Confused DOJ Brief Opposes City’s Anti-Vagrancy Ordinance

On April 22, the Supreme Court will hear oral argument in Johnson v. City of Grants Pass, which presents the question whether the enforcement of generally applicable laws regulating camping on public property constitutes “cruel and unusual punishment” prohibited by the Eighth Amendment. In its ruling below, a divided Ninth Circuit panel held that the district court properly certified a plaintiff class of involuntary homeless persons and that the City of Grants Pass violated the Eighth Amendment when it enforced its anti-camping ordinances against the plaintiffs.

The Solicitor General has just filed an amicus brief that is nominally in support of neither party but that sides in a critical way against cities like Grants Pass. In particular, the SG’s brief maintains that a law that bans sleeping in public “effectively criminalizes the status of homelessness” (emphasis added) when it is “applied to an individual who lacks another place to sleep.” In such instances, it argues, the law contravenes the Court’s precedent in Robinson v. California (1962), which held that the Eighth Amendment’s ban on “cruel and unusual punishments” prohibits the government from punishing individuals based on the status of drug addiction.

The SG’s position strikes me as badly confused. Whatever the merits of the ruling in Robinson, the law at issue in that case actually made it a crime to “be addicted to the use of narcotics.” By contrast, the Grants Pass ordinance makes it unlawful to engage in the conduct of sleeping in public. It prohibits all persons from engaging in such conduct. It does not criminalize the “status of homelessness”; that’s why the SG has to smuggle in the word “effectively.”
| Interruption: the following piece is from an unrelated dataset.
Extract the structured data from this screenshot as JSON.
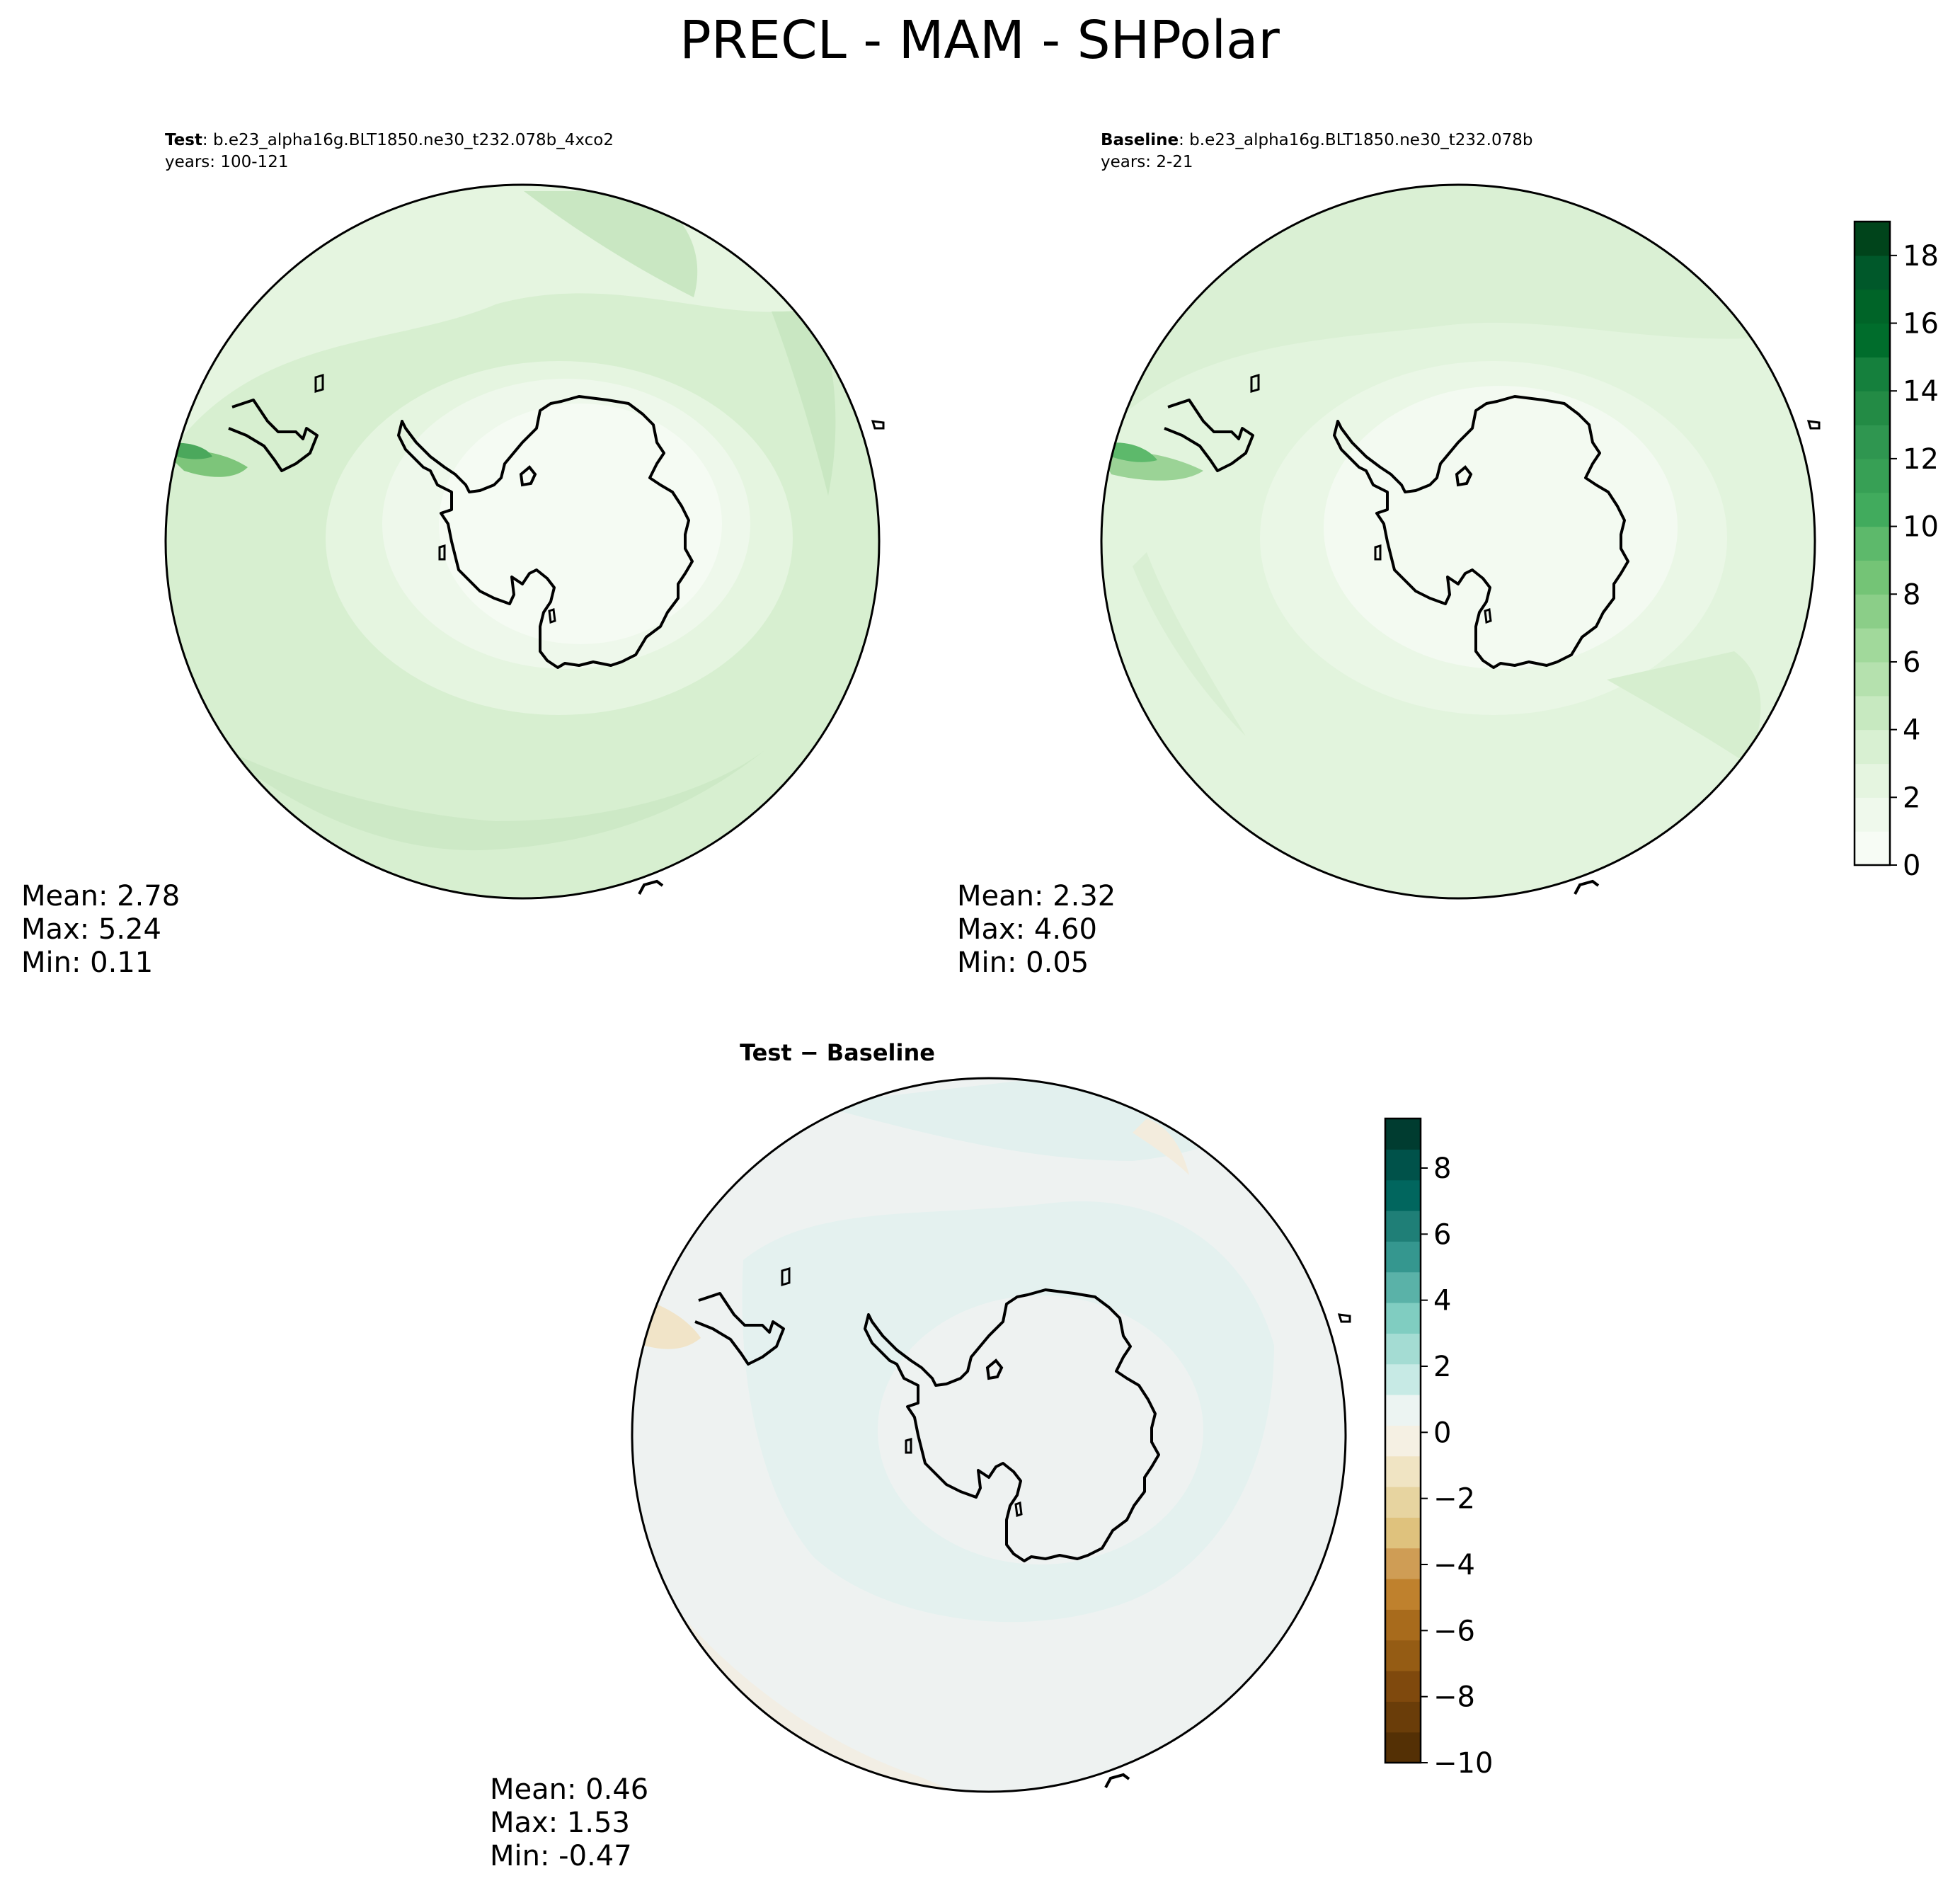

The SG’s brief acknowledges that the Grants Pass ordinance is “formally targeted at conduct such as sleeping outdoors.” (Emphasis added.) But it claims that because Robinson would not allow the city to “make it a crime to be homeless,” it “cannot accomplish the same result indirectly through laws that … in practice prohibit residing in the city while homeless.” (Emphasis added.)

If the SG’s claim were correct, that would mean that Robinson would also prohibit applying against drug addicts a general law that forbids the use of drugs. But the SG disclaims that radical extension of Robinson: Robinson “does not bar the imposition of punishment for acts simply because they may be linked to, or caused by, a person’s status.”

The SG’s brief makes various efforts to try to reconcile its position with the extension of Robinson that it rejects. But all of those efforts fail. For example, it argues:

Here, the status is defined by the very behavior being singled out for punishment: As applied to an individual who has nowhere else to sleep, a city ordinance prohibiting sleeping anywhere in public is equivalent to a law making it a crime for homeless individuals to reside in the jurisdiction.

But one could equally well argue with respect to the extension of Robinson:

Here, the status is defined by the very behavior being singled out for punishment: As applied to an individual who is addicted to drugs, a city ordinance prohibiting the use of drugs is equivalent to a law making it a crime to be a drug addict.

The SG’s brief would have you think that it is advancing a consensus position that the United States has consistently adopted across administrations:

For nearly three decades, the United States has taken the position that laws prohibiting sleeping in public at all times and in all places violate the Robinson principle as applied to individuals who have no access to shelter.

But it turns out—surprise, surprise—that the three previous government briefs that it cites are only from the Clinton and Obama administrations.